Below is part of the analysis performed by remote detonation software. The document is opened by WINWORD.EXE as shown on the left-hand side. On the right-hand side are all the unseen background events that the macro script is executing immediately upon opening.
The Visual Basic program embedded within the file copies binary data stored within its code onto the filesystem as ‘berd.b’ and ‘urip.dll’. Dynamically Linked Libraries can be executed to perform their services through ‘rundll32.exe’ in Windows Operating Systems.
The Visual Basic program uses its low-level API capabilities to do just that. Executing the ‘urip.dll’ and generating 4 HTTP requests. The first request is to api.ipify.org which upon further inspection of my own appears to simply return the public IP address of the machine accessing it (See figure on next page). The following request made to ‘http://nencivelf.com/8/forum.php’ is a POST request to send and store information about the host machine to the attacker. The final two requests are being made to retrieve the final payload .exe file, which will set up a persistent connection to a command-and-control server and complete the exfiltration of the host’s targeted data.
Here we investigate the actions being performed by the final payload. First another HTTP request is made to ipify.org to obtain the public IP address of the host machine. Second a persistent TCP connection is set up with the command-and-control server. A payload is sent to the server with a size of 514kb. But what is in the payload?
These are the file read events that the payload made. Notice anything interesting about them? They are all accessing files that might contain user credentials while using the Firefox Browser client.

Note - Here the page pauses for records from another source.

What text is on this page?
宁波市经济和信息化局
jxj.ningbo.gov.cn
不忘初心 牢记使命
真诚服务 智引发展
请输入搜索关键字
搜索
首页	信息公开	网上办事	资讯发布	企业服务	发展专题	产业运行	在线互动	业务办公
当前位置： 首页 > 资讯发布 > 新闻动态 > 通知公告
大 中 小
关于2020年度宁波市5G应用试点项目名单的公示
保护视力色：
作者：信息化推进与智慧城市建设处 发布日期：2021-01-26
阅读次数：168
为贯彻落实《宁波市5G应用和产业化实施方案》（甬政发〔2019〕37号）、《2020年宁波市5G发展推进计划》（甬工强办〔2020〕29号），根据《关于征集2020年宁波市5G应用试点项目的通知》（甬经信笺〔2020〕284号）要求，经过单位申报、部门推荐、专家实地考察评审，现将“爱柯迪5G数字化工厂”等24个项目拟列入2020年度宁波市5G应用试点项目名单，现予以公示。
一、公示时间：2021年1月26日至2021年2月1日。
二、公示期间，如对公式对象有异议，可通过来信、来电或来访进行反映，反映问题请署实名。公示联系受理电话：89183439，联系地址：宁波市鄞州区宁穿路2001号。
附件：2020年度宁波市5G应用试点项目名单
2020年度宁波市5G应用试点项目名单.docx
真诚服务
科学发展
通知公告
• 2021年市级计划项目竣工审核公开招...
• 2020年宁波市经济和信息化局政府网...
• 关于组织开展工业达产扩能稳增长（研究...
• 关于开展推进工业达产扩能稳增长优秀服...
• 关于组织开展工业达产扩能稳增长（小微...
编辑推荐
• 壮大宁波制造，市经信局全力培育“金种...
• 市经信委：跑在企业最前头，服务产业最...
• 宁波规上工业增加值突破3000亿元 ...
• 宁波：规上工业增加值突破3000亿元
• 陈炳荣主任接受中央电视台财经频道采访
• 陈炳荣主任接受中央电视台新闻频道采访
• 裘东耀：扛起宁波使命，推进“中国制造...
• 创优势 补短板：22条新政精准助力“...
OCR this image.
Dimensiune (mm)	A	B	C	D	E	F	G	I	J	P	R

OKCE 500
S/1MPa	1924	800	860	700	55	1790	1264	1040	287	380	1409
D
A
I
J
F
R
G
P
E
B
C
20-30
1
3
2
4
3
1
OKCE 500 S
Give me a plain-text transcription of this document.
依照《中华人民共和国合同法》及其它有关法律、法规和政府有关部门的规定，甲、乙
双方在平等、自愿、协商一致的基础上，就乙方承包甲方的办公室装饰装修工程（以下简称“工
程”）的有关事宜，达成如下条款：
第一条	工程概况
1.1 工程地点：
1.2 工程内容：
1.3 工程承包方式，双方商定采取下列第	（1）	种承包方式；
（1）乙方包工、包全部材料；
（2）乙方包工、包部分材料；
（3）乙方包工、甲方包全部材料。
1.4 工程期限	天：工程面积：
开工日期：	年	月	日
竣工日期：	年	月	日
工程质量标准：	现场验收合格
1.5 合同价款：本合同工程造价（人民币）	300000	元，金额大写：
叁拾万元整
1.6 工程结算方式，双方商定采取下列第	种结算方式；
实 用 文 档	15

It also reads cookie data which can store valid session IDs or tokens to allow the attacker access to the sites they were created by.
The data contained in these files is the contents of the 514kb sent over the persistent TCP connection with the command-and-control server.
Without the use of network or system monitoring tools like those supplied by the remote detonation software at app.any.run, all of this would have occurred as a background process. Unseen by the user and could persist forever if it were never found. Constantly updating the command-and-control server with new user data to be sold or used for more malicious activity.
What can you do to protect yourself?
These documents usually come in waves, called campaigns. They are most dangerous before they have been identified as malicious and may have employed obfuscation and automated detection prevention capabilities. Some will even lie in wait on the host system for days or weeks before finally beginning its attack.
The main defense against these attacks is common sense. It requires some knowledge and skills that maybe a typical office worker does not come equipped with but should be taught and empowered to do so. Fishy document titles, weird domain names, misspelled words. Any little detail that makes you feel suspicious should be taken seriously and reported to the department or team that is designed to handle these threats. Many users simply mark it as spam if it seems obviously malicious but reporting it may be the best action. It allows the security professionals to analyze the potential threat, putting in place proactive measures such as IP blocks or Domain blocks on the network, or updating spam filters with new rules, even creating new rules in endpoint management software such as Tanium that can act as a last line of defense. Knowledge is the enemy of these attacks. In the ever-changing landscape of the internet, a perpetual war is being waged each day. Will you do your part to fight the good fight?